Le deuil, Jennifer Vary en sait quelque chose. En 2006, elle a perdu son fils de deux ans et tenait absolument à lui offrir des funérailles dignes de ce nom. «Dans l'avis de décès de notre fils, nous avons spécifié que nous ne voulions recevoir aucun bouquet funéraire, uniquement des fleurs aux couleurs vives et joyeuses ainsi que des animaux en peluche.
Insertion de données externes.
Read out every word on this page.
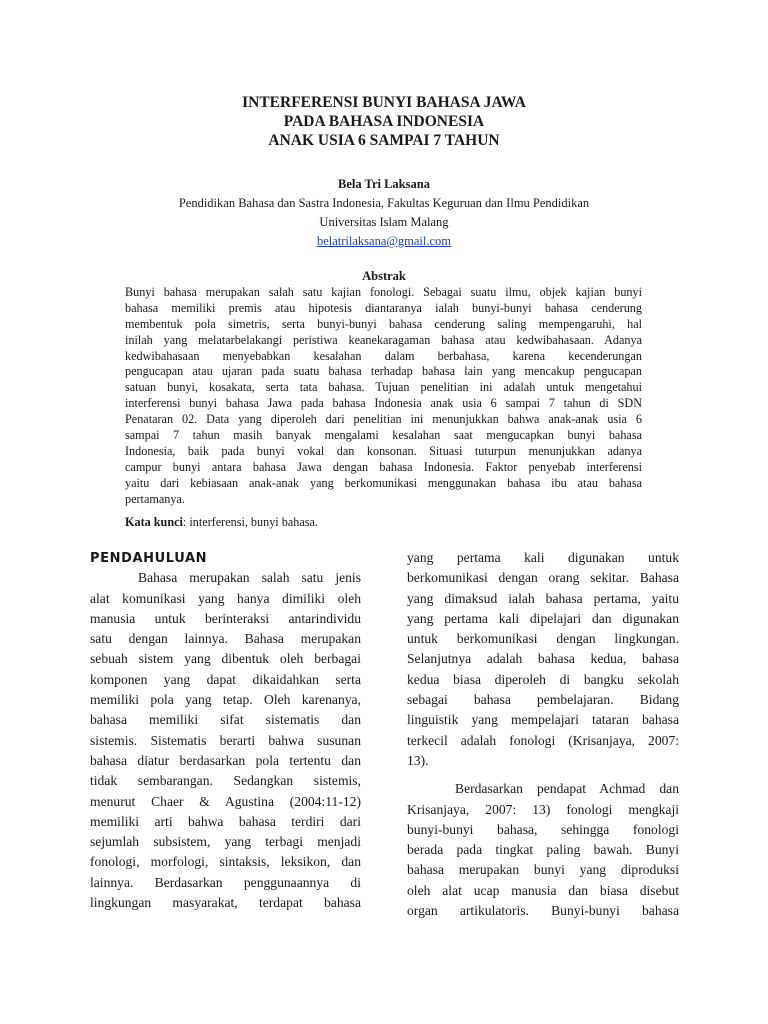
INTERFERENSI BUNYI BAHASA JAWA
PADA BAHASA INDONESIA
ANAK USIA 6 SAMPAI 7 TAHUN
Bela Tri Laksana
Pendidikan Bahasa dan Sastra Indonesia, Fakultas Keguruan dan Ilmu Pendidikan
Universitas Islam Malang
belatrilaksana@gmail.com
Abstrak
Bunyi bahasa merupakan salah satu kajian fonologi. Sebagai suatu ilmu, objek kajian bunyi
bahasa memiliki premis atau hipotesis diantaranya ialah bunyi-bunyi bahasa cenderung
membentuk pola simetris, serta bunyi-bunyi bahasa cenderung saling mempengaruhi, hal
inilah yang melatarbelakangi peristiwa keanekaragaman bahasa atau kedwibahasaan. Adanya
kedwibahasaan menyebabkan kesalahan dalam berbahasa, karena kecenderungan
pengucapan atau ujaran pada suatu bahasa terhadap bahasa lain yang mencakup pengucapan
satuan bunyi, kosakata, serta tata bahasa. Tujuan penelitian ini adalah untuk mengetahui
interferensi bunyi bahasa Jawa pada bahasa Indonesia anak usia 6 sampai 7 tahun di SDN
Penataran 02. Data yang diperoleh dari penelitian ini menunjukkan bahwa anak-anak usia 6
sampai 7 tahun masih banyak mengalami kesalahan saat mengucapkan bunyi bahasa
Indonesia, baik pada bunyi vokal dan konsonan. Situasi tuturpun menunjukkan adanya
campur bunyi antara bahasa Jawa dengan bahasa Indonesia. Faktor penyebab interferensi
yaitu dari kebiasaan anak-anak yang berkomunikasi menggunakan bahasa ibu atau bahasa
pertamanya.
Kata kunci: interferensi, bunyi bahasa.
PENDAHULUAN
Bahasa merupakan salah satu jenis
alat komunikasi yang hanya dimiliki oleh
manusia untuk berinteraksi antarindividu
satu dengan lainnya. Bahasa merupakan
sebuah sistem yang dibentuk oleh berbagai
komponen yang dapat dikaidahkan serta
memiliki pola yang tetap. Oleh karenanya,
bahasa memiliki sifat sistematis dan
sistemis. Sistematis berarti bahwa susunan
bahasa diatur berdasarkan pola tertentu dan
tidak sembarangan. Sedangkan sistemis,
menurut Chaer & Agustina (2004:11-12)
memiliki arti bahwa bahasa terdiri dari
sejumlah subsistem, yang terbagi menjadi
fonologi, morfologi, sintaksis, leksikon, dan
lainnya. Berdasarkan penggunaannya di
lingkungan masyarakat, terdapat bahasa
yang pertama kali digunakan untuk
berkomunikasi dengan orang sekitar. Bahasa
yang dimaksud ialah bahasa pertama, yaitu
yang pertama kali dipelajari dan digunakan
untuk berkomunikasi dengan lingkungan.
Selanjutnya adalah bahasa kedua, bahasa
kedua biasa diperoleh di bangku sekolah
sebagai bahasa pembelajaran. Bidang
linguistik yang mempelajari tataran bahasa
terkecil adalah fonologi (Krisanjaya, 2007:
13).
Berdasarkan pendapat Achmad dan
Krisanjaya, 2007: 13) fonologi mengkaji
bunyi-bunyi bahasa, sehingga fonologi
berada pada tingkat paling bawah. Bunyi
bahasa merupakan bunyi yang diproduksi
oleh alat ucap manusia dan biasa disebut
organ artikulatoris. Bunyi-bunyi bahasa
À la sortie de la chapelle, nous avons invité les gens à prendre chacun un ballon de couleur et un ballon blanc pour les envoyer à notre fils après l'envolée des colombes», raconte celle dont le drame a inspiré un livre sur le deuil qui paraîtra prochainement.

Mme Vary se dit très satisfaite, dans le malheur, d'avoir eu la force d'organiser quelque chose qui lui ressemble et qui a honoré son fils. «Le rituel funéraire est un moment fort du travail de deuil, croit Mme Des Aulniers. Pour entrer dedans, il faut faire des choix et poser des gestes concrets en lien avec l'affection portée à l'être disparu. C'est à travers le mal qu'on se donne qu'on amorce véritablement le deuil, qu'on accueille la réalité de la mort.»

Les funérailles idéales seraient donc à mi-chemin entre les volontés du défunt et celles des survivants. Pas facile de mourir autrement qu'en tenant compte du deuil de chacun. «Tout est dans le respect de ses valeurs et de ses croyances», conclut Jennifer Vary.